Aber während man noch denkt, ihre Darbietung sei das Aufregendste, was der Wettbewerb zu bieten hatte, kommt Benoit Jacquots Mishima-Verfilmung „L’école de la chair” daher, in der Isabelle Huppert nicht nur schön ist wie nie, sondern auch noch vorführt, was ein Gesicht ausdrücken kann, ohne daß die Imagination durch das trübe Geschäft der Prostitution beflügelt wird. Sie spielt eine Geschäftsfrau, die einen bisexuellen Barmann kennenlernt, der sich seiner Attraktivität nur zu bewußt ist. In ihren Augen kann man sehen, wie ihre Emotionen und ihr Selbstbewußtsein um die Vorherrschaft ringen, und die schönste Idee dabei ist, daß sie immer wieder von ihren Tränen verraten wird. So hartherzig sie sich auch geben mag, so schnell werden doch ihre Augen feucht und erzählen von einer Frau, die alles unter Kontrolle hat, nur ihr Herz nicht.

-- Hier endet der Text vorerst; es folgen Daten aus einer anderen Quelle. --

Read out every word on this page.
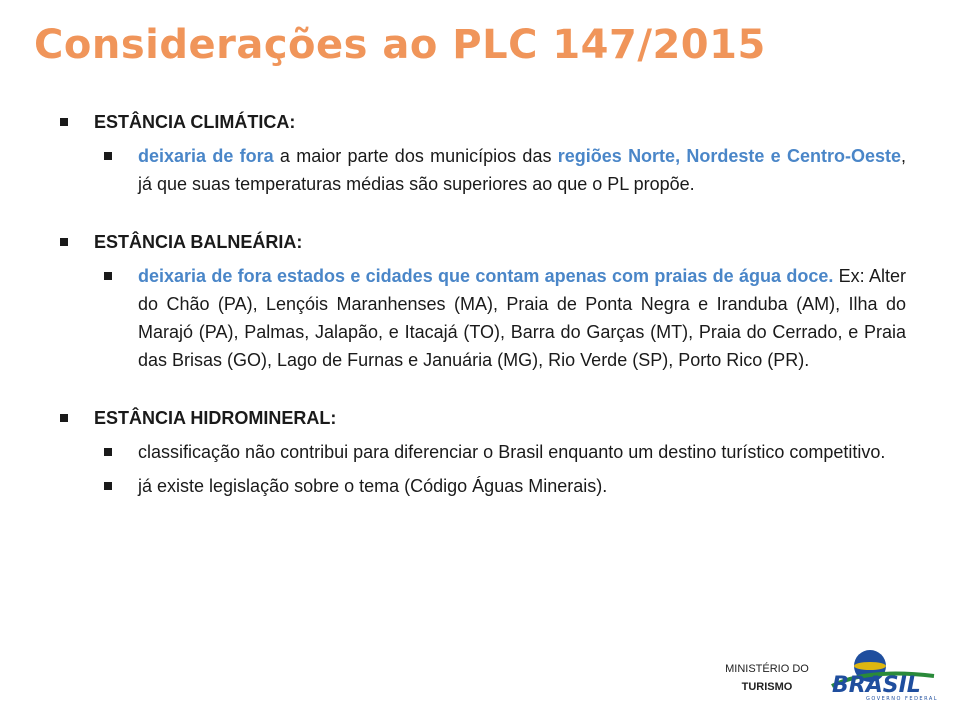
Considerações ao PLC 147/2015
ESTÂNCIA CLIMÁTICA:
deixaria de fora a maior parte dos municípios das regiões Norte, Nordeste e Centro-Oeste, já que suas temperaturas médias são superiores ao que o PL propõe.
ESTÂNCIA BALNEÁRIA:
deixaria de fora estados e cidades que contam apenas com praias de água doce. Ex: Alter do Chão (PA), Lençóis Maranhenses (MA), Praia de Ponta Negra e Iranduba (AM), Ilha do Marajó (PA), Palmas, Jalapão, e Itacajá (TO), Barra do Garças (MT), Praia do Cerrado, e Praia das Brisas (GO), Lago de Furnas e Januária (MG), Rio Verde (SP), Porto Rico (PR).
ESTÂNCIA HIDROMINERAL:
classificação não contribui para diferenciar o Brasil enquanto um destino turístico competitivo.
já existe legislação sobre o tema (Código Águas Minerais).
MINISTÉRIO DO
TURISMO	BRASIL
GOVERNO FEDERAL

Die Franzosen haben keinen Grund, sich zu beklagen. Obwohl André Techinés Film mit Juliette Binoche nicht dabei war, und auch Nicole Garcias „Place Vendôme” mit Catherine Deneuve nicht, gibt es im zweiten und dritten Rang jederzeit Regisseure und Schauspielerinnen, die sie würdig vertreten können. Und wenn Patrice Chéreau und Claude Miller nicht jedermanns Sache waren, gab es eben Eric Zonca und Jacquot, die eingesprungen sind. Und auch dort, wo nicht ein Gesicht wie das von Sandrine Kiberlain in „A vendre” einen Film zusammenhält, funktioniert das französische Kino.
Claude Mourieras erzählt in „Dis-moi que je rêve” von einer jungen Bauernfamilie, deren zurückgebliebener Sohn immer wieder für Aufregung sorgt. Aber allen Versuchen, ihn in ein Heim einweisen zu lassen, widerstehen sie gemeinsam, obwohl es immer wieder zu Reibereien kommt. Wenn es einen Film gab, der ein wirksames Gegengift gegen all die Geschichten von familiärem Mißbrauch war, dann dieser kleine, lebendige und zutiefst menschliche Film aus der Provinz. Wer solche Leute in seinen Reihen hat, braucht sich keine Sorgen zu machen.